Épica de aires redentores, Hipólito es una película evidentemente contemporánea, que juzga el pasado desde una posición semejante, y cuya lectura moral se asienta en su protagonista, que ostenta un mensaje republicano a veces explicitado de forma demasiado obvia. Hay un aire de tragedia novelesca que surca toda la película, enfatizado por una banda de sonido casi omnipresente, muchas veces innecesaria pues subraya lecturas que se deberían desprender por sí solas de las imágenes.
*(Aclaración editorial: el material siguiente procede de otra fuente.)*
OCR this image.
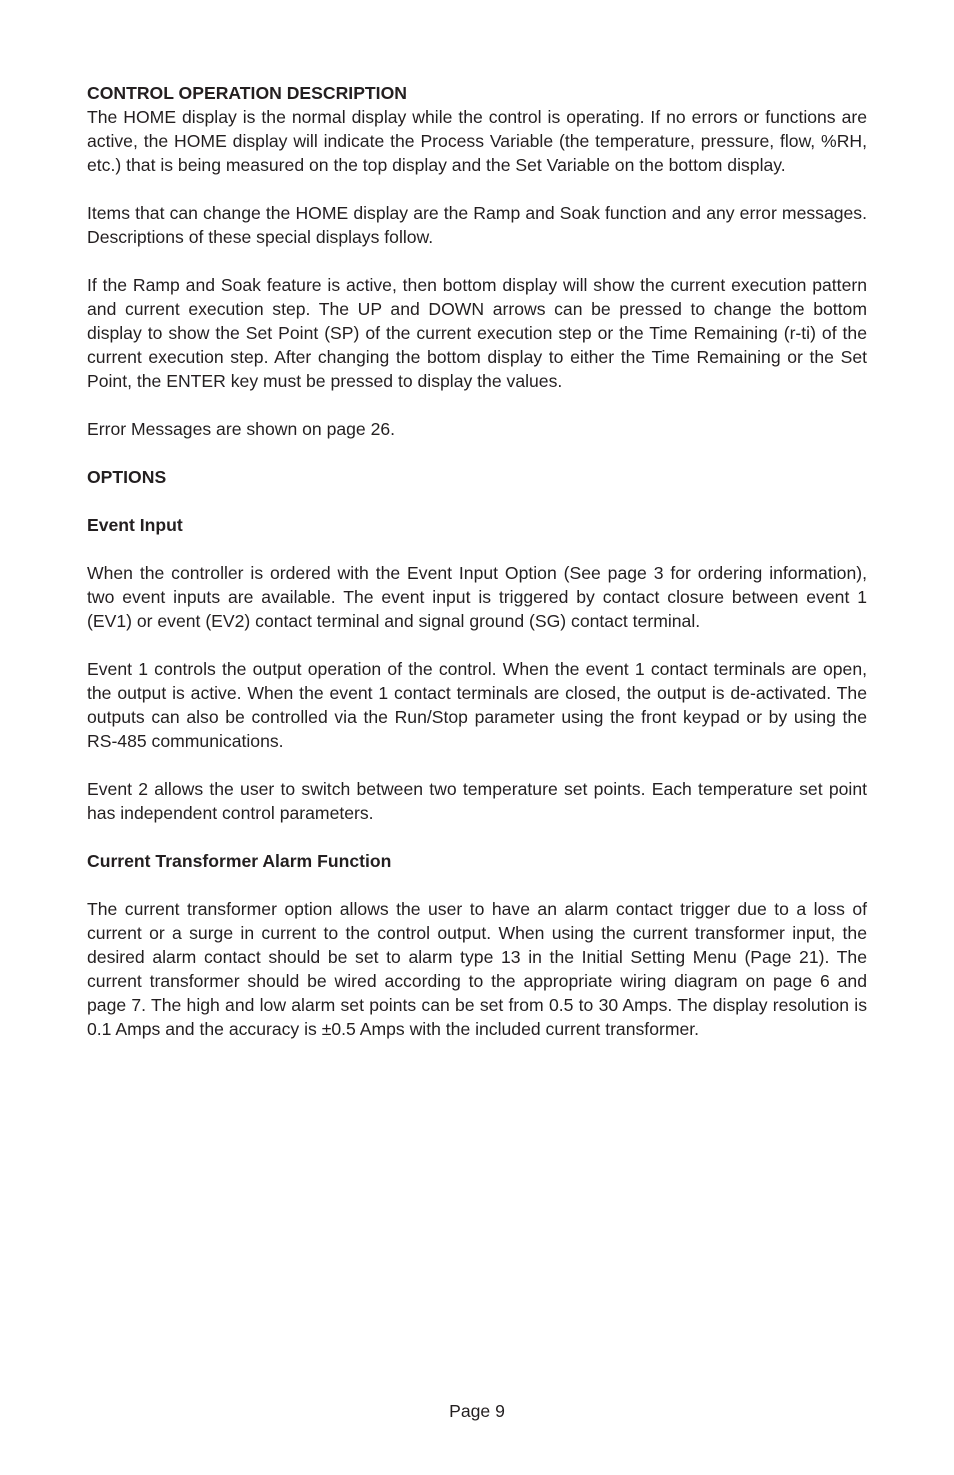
CONTROL OPERATION DESCRIPTION

The HOME display is the normal display while the control is operating. If no errors or functions are active, the HOME display will indicate the Process Variable (the temperature, pressure, flow, %RH, etc.) that is being measured on the top display and the Set Variable on the bottom display.

Items that can change the HOME display are the Ramp and Soak function and any error messages. Descriptions of these special displays follow.

If the Ramp and Soak feature is active, then bottom display will show the current execution pattern and current execution step. The UP and DOWN arrows can be pressed to change the bottom display to show the Set Point (SP) of the current execution step or the Time Remaining (r-ti) of the current execution step. After changing the bottom display to either the Time Remaining or the Set Point, the ENTER key must be pressed to display the values.

Error Messages are shown on page 26.

OPTIONS

Event Input

When the controller is ordered with the Event Input Option (See page 3 for ordering information), two event inputs are available. The event input is triggered by contact closure between event 1 (EV1) or event (EV2) contact terminal and signal ground (SG) contact terminal.

Event 1 controls the output operation of the control. When the event 1 contact terminals are open, the output is active. When the event 1 contact terminals are closed, the output is de-activated. The outputs can also be controlled via the Run/Stop parameter using the front keypad or by using the RS-485 communications.

Event 2 allows the user to switch between two temperature set points. Each temperature set point has independent control parameters.

Current Transformer Alarm Function

The current transformer option allows the user to have an alarm contact trigger due to a loss of current or a surge in current to the control output. When using the current transformer input, the desired alarm contact should be set to alarm type 13 in the Initial Setting Menu (Page 21). The current transformer should be wired according to the appropriate wiring diagram on page 6 and page 7. The high and low alarm set points can be set from 0.5 to 30 Amps. The display resolution is 0.1 Amps and the accuracy is ±0.5 Amps with the included current transformer.

Page 9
Las actuaciones son correctas, a pesar de cierto sesgo teatral que se puede descubrir en algunos protagonistas, un síntoma de nuestro cine joven (que se nutre de las escuelas de teatro) difícil de manejar, y que a veces genera cierto aire de artificialidad más propio de la televisión. El planteamiento formal, sin embargo, muestra una alta conciencia cinematográfica: los encuadres precisos, la utilización de la profundidad de campo, ciertos planos generales, u otros planos en picado y contrapicado, revelan la capacidad formal de Ciampagna. Así como también el uso del sonido. El pasaje más logrado tiene lugar en el momento culmine del suspenso, en el inicio de un tiroteo, filmado de manera notable. No todas las tramas están resueltas del mismo modo, y aquí finca una debilidad del filme, que acaso peque de querer abarcar mucho: la historia romántica (y el propio Hipólito) queda en segundo plano, tal vez era innecesaria, y el suspenso se diluye entre tantas vueltas. Claro que son pequeños reparos a un filme valioso, de un director talentoso, que recién empieza y tiene mucho para dar.